The Viking age (8th to 11th centuries) was one of national unification and expansion. The Norwegian royal line died out in 1387, and the country entered a long period as the weaker part of a union with Denmark. With the forced introduction of Protestantism in 1537, Norway lost the steady stream of pilgrims to the relics of Saint Olav at the Nidaros shrine. With them, ironically, went much of the contact with the cultural and economical life of the rest of Europe. In light of national romanticism during the 19th century, this period was by some called the "400-year night".
After Denmark-Norway sided with Napoleon in the Napoleonic Wars, Norway was ceded to the king of Sweden in 1814. However, Norway declared her independence, adopted her own constitution and elected the Danish prince Christian Fredrik as king on 17 May 1814. Norway was forced into a personal union with Sweden, but kept its liberal constitution and independent institutions, except for the foreign service. Growing Norwegian dissatisfaction with the union during the late 19th century spawned its dissolution 7 June 1905. The Norwegian government offered the throne of Norway to Danish Prince Carl. After a plebiscite confirming the monarchy, the Parliament unanimously elected him king. He took the name of Haakon VII, after the medieval kings of independent Norway.
Norway was a neutral country during World War I. Norway also attempted to claim neutrality during World War II, but was invaded by German forces on the 9th of April 1940 (Operation Weserübung). The Allies also had plans to operate from Norway, in order to take advantage of her strategically important Atlantic coast. Armed resistance in Norway went on for two months, but the King and government continued the fight from exile in Britain. On the day of the invasion, the collaborative leader of the small National-Socialist party Nasjonal Samling – Vidkun Quisling – tried to seize power, but was forced by the German occupiers to step aside. Real power was wielded by the leader of the German occupation authority, Reichskommissar Josef Terboven. Quisling, as minister president, later formed a government under German control.
In 1944, the Germans evacuated the provinces of Finnmark and northern Troms, using a scorched earth tactic. The Red Army moved in shortly after, and peacefully returned the area to Norwegian control after the war, despite President Roosevelt having offered them parts of northern Norway. The Germans in Norway surrendered on 8 May 1945.

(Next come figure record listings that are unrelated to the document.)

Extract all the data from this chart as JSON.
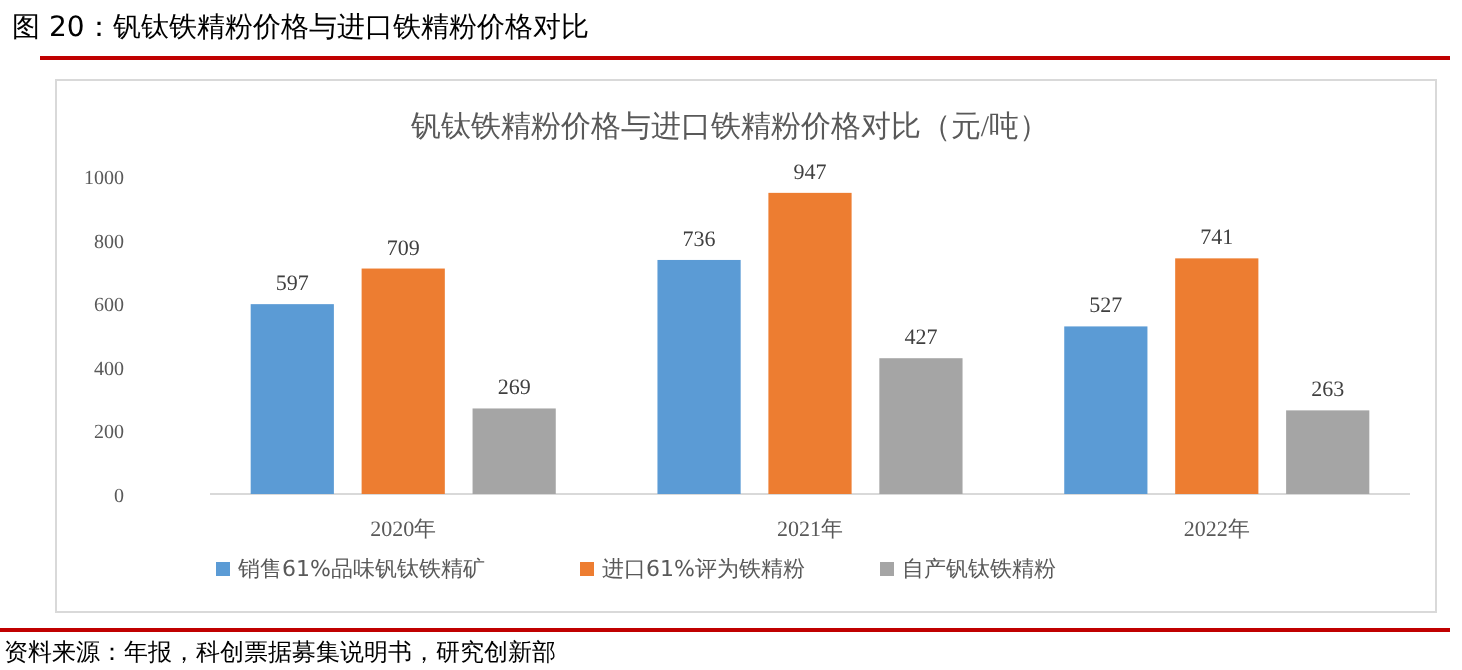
{
  "chart_data": {
    "type": "bar",
    "title": "图 20：钒钛铁精粉价格与进口铁精粉价格对比",
    "subtitle": "钒钛铁精粉价格与进口铁精粉价格对比（元/吨）",
    "categories": [
      "2020年",
      "2021年",
      "2022年"
    ],
    "series": [
      {
        "name": "销售61%品味钒钛铁精矿",
        "color": "#5b9bd5",
        "values": [
          597,
          736,
          527
        ]
      },
      {
        "name": "进口61%评为铁精粉",
        "color": "#ed7d31",
        "values": [
          709,
          947,
          741
        ]
      },
      {
        "name": "自产钒钛铁精粉",
        "color": "#a5a5a5",
        "values": [
          269,
          427,
          263
        ]
      }
    ],
    "ylim": [
      0,
      1000
    ],
    "yticks": [
      0,
      200,
      400,
      600,
      800,
      1000
    ],
    "grid": false,
    "legend": "bottom",
    "data_labels": true,
    "annotations": [
      "资料来源：年报，科创票据募集说明书，研究创新部"
    ]
  }
}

The occupation during World War II made Norwegians generally more skeptical of the concept of neutrality. They turned instead to collective security. Norway was one of the signatories of the North Atlantic Treaty in 1949 and was a founding member of the United Nations, providing its first secretary general – Trygve Lie. Norway has twice voted against joining the European Union (in 1972 and 1994), but is associated with the EU via the European Economic Area.